Clickhouse#

ClickHouse is a high-performance, column-oriented SQL database management system (DBMS) for online analytical processing (OLAP). It is used as the backend storage for the Aspects project that powers Superset.

Aspects is compatible with Clickhouse Cloud and on premise Clickhouse instances.

See Connect to external Clickhouse database for more information.

Clickhouse Migrations#

Clickhouse migrations are handled by Alembic. To learn more about Alembic and how to use it, please refer to the ADR 7. Alembic migrations.

Clickhouse Structure#

Clickhouse is used to store the data ingested by the Aspects project via Ralph or Vector. The data is stored in a single database controlled by the variable ASPECTS_XAPI_DATABASE, and a single table controlled by the variable ASPECTS_RAW_XAPI_TABLE:

ASPECTS_XAPI_DATABASE: "xapi"
ASPECTS_RAW_XAPI_TABLE: "xapi_events_all"

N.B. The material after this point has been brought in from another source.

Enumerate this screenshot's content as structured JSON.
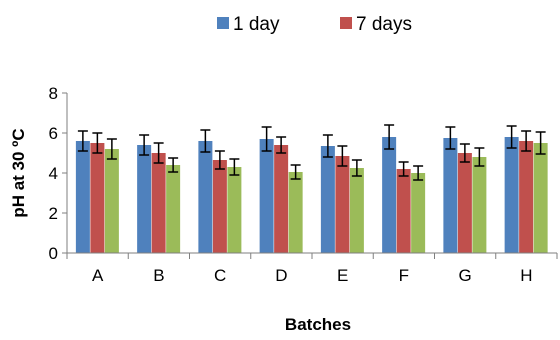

From here, the main table is split into different tables and views for performance and reporting purposes:

  • Tables group xAPI statements by type (video, problem, enrollment, etc.)

  • Materialized views transform the xAPI statements into tables that are structured for performance.

  • Views are created on top of these tables to generate specific reports such as “Video Views” and “Enrollments by Day”.